Macri believed Argentina's problems -- depressed exports, inflation, currency devaluation, decreased FX reserves -- were only Argentina's problems. Nonetheless, if we look at foreign exchange reserves regionally, which can be used to make inferences about exports, inflation and currency devaluation, we can see that this is certainly a regional problem (also global, although not shown below):
https://www.google.c...&ind=false
The CFK administration abandoned the agro export-led growth strategy (Macri wants to bring it back) that it and many other countries in the region had adopted because China was no longer a willing buyer. China stopped buying soy beans, copper, etc. from the region firstly because U.S. imports from China stagnated after 2008. This was a short lived drop, however. To maintain growth, the Chinese injected billions of dollars in economic stimulus into the economy after 2008, which along with stimulus in other countries, helped Chinese imports rebound. However, the effects of stimulus faded around 2011-2012, which is why the price of commodities in general have plummeted since then.

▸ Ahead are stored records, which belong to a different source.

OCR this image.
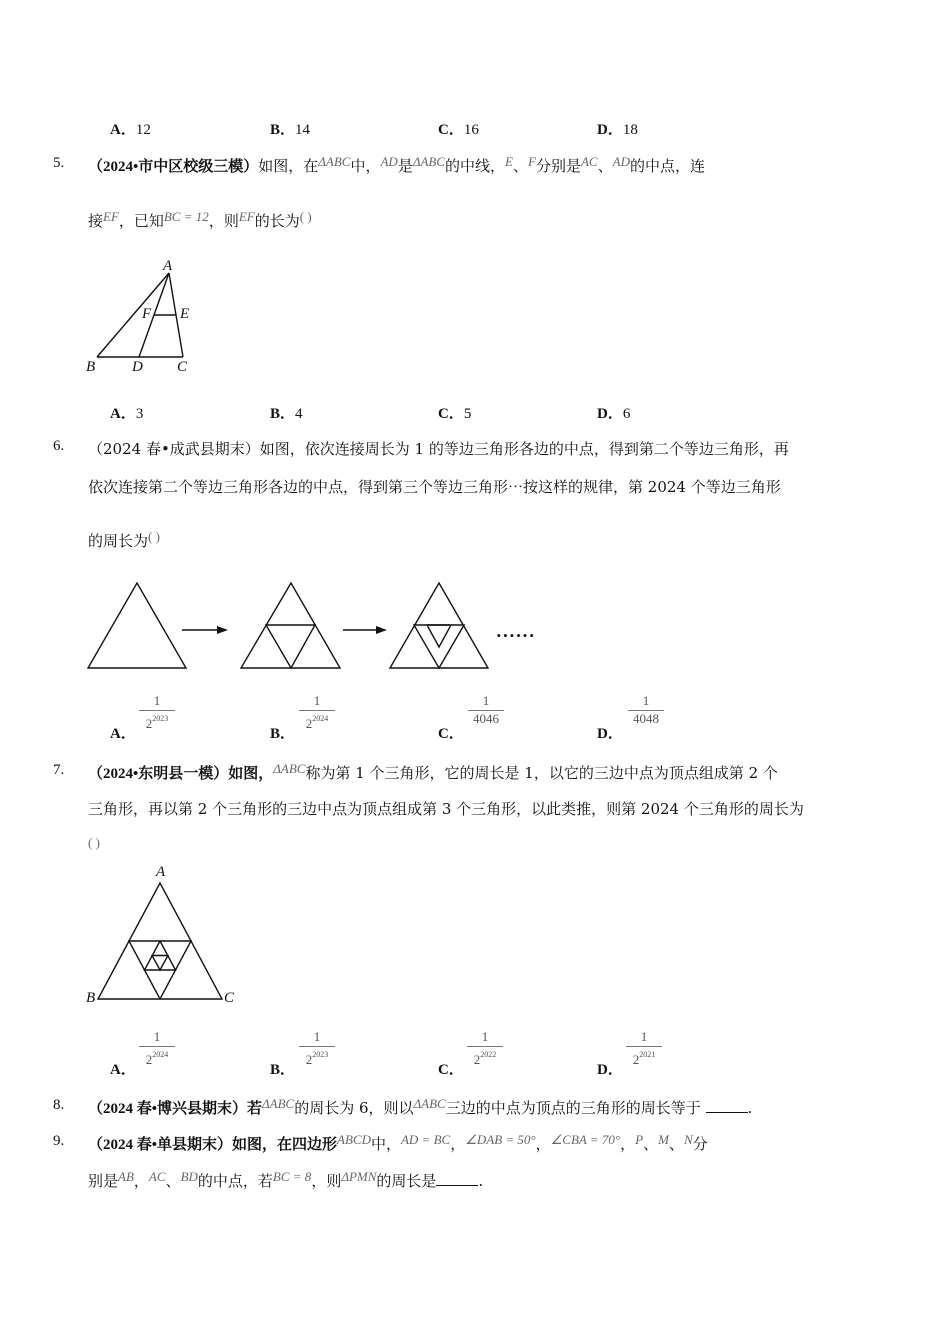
A．12	B．14	C．16	D．18
5. （2024•市中区校级三模）如图，在ΔABC中，AD是ΔABC的中线，E、F分别是AC、AD的中点，连
接EF，已知BC = 12，则EF的长为( )
A
F E
B D C
A．3	B．4	C．5	D．6
6. （2024 春•成武县期末）如图，依次连接周长为 1 的等边三角形各边的中点，得到第二个等边三角形，再
依次连接第二个等边三角形各边的中点，得到第三个等边三角形⋯按这样的规律，第 2024 个等边三角形
的周长为( )
......
A．
1
$2^{2023}$
B．
1
$2^{2024}$
C．
1
4046
D．
1
4048
7. （2024•东明县一模）如图，ΔABC称为第 1 个三角形，它的周长是 1，以它的三边中点为顶点组成第 2 个
三角形，再以第 2 个三角形的三边中点为顶点组成第 3 个三角形，以此类推，则第 2024 个三角形的周长为
( )
A
B	C
A．
1
$2^{2024}$
B．
1
$2^{2023}$
C．
1
$2^{2022}$
D．
1
$2^{2021}$
8. （2024 春•博兴县期末）若ΔABC的周长为 6，则以ΔABC三边的中点为顶点的三角形的周长等于	.
9. （2024 春•单县期末）如图，在四边形ABCD中，AD = BC，∠DAB = 50°，∠CBA = 70°，P、M、N分
别是AB，AC、BD的中点，若BC = 8，则ΔPMN的周长是	.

The CFK administration instead aimed to sustain and increase demand locally given that it could no longer count on its most important trade partners, China and Brazil, to sustain demand. If your biggest trade partners won't buy your exports, what else can you do? You can search for new trade partners, but remember, this is a global problem. Argentina fell because both Brazil and China fell, and Brazil fell because China and the United States fell, and China fell because the United States and Europe fell.
I think CFK would have preferred to continue along the same path that made her husband's administration successful (economically), but she figured out what Macri seemingly hasn't.
Somehow, Macri feels that he can defy global trends. He will fail -- and especially now as he was banking on the U.S. to open its market to Argentine goods. That was always a far-fetched idea simply looking at U.S. trade data, but with Trump it's far less likely.